Now that the Pittsburgh Steelers are deep into the season, it’s time to take stock of where the team stands. Specifically, where Steelers players stand individually based on what we have seen and are seeing over the course of the regular season as it plays out. A stock evaluation can take a couple of different approaches and I’ll try to make clear my reasoning for each one. In some cases, it will be based on more long-term trends. In other instances, it will be a direct response to something that just happened. Because of this, we can and will see a player more than once over the course of the season as we move forward.
Player: OLB Alex Highsmith
Stock Value: Up
Reasoning: The veteran outside linebacker, now in his third season, continues to come into his own and to step out of the shadow of T.J. Watt on the other side of him.
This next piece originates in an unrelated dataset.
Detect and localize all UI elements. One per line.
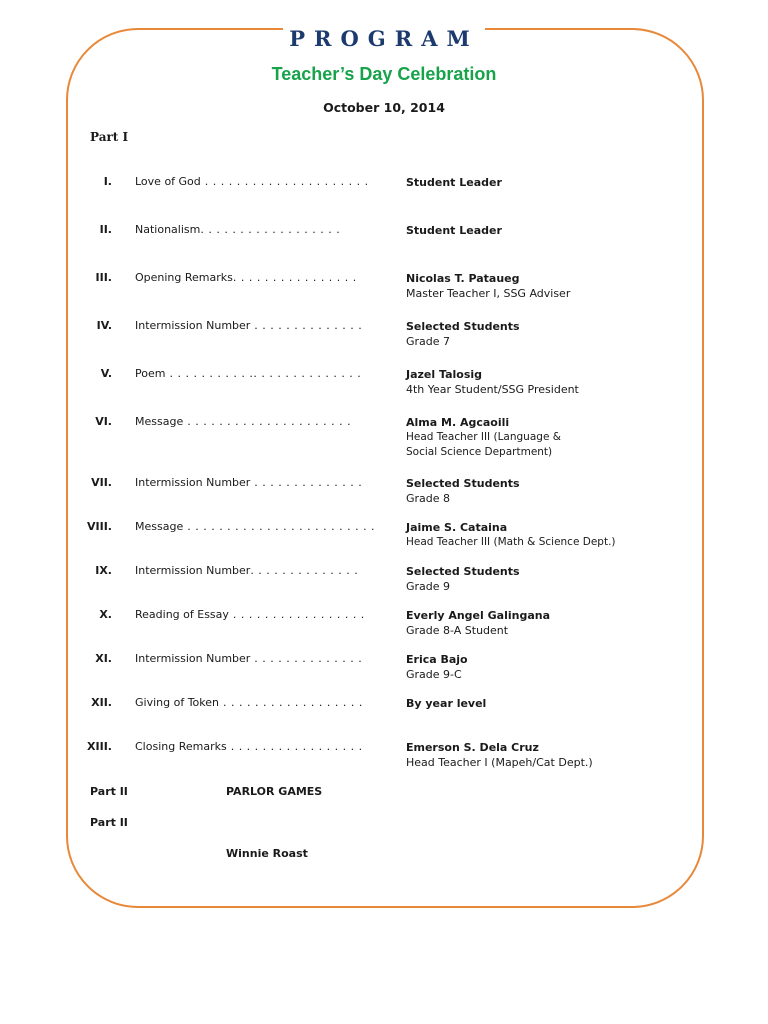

While the latter is obviously going to continue to be much more celebrated, we are increasingly seeing Highsmith acknowledged as a quality player at the position in his own right. Fresh off of achieving his first 10-sack season, that’s not going to stop now.
It’s difficult to explain how good a player is during a bad season for the team, or for the unit he’s on. I know because it’s something I end up trying to do fairly regularly, especially when it comes to special teams. The best I can manage is something like, ‘Yeah, but imagine what it would look like if they didn’t have him.’
The Steelers and their defense haven’t been blowing many doors off the hinges this year, at least not after the season opener, but just imagine how rough it would all have looked like this year if they didn’t have Alex Highsmith, playing at the level he has played.
Yeah, T.J. Watt’s seven-game absence was catastrophic and he might not necessarily be 100 percent at any point this season, but Highsmith has been arguably the unit’s best player, full stop, this season as he continues to blossom.
One quality of genuinely being a great player is rising to the occasion and making big plays at critical moments. He did that last week in helping the Steelers close out a win, registering a sack, a run stop, and then a key pressure on fourth down over a four-play sequence to effectively end the game.
That sack was his 10th on the season, the first season of double-digit sacks in his career, but one imagines it’s not going to be the last time he manages it.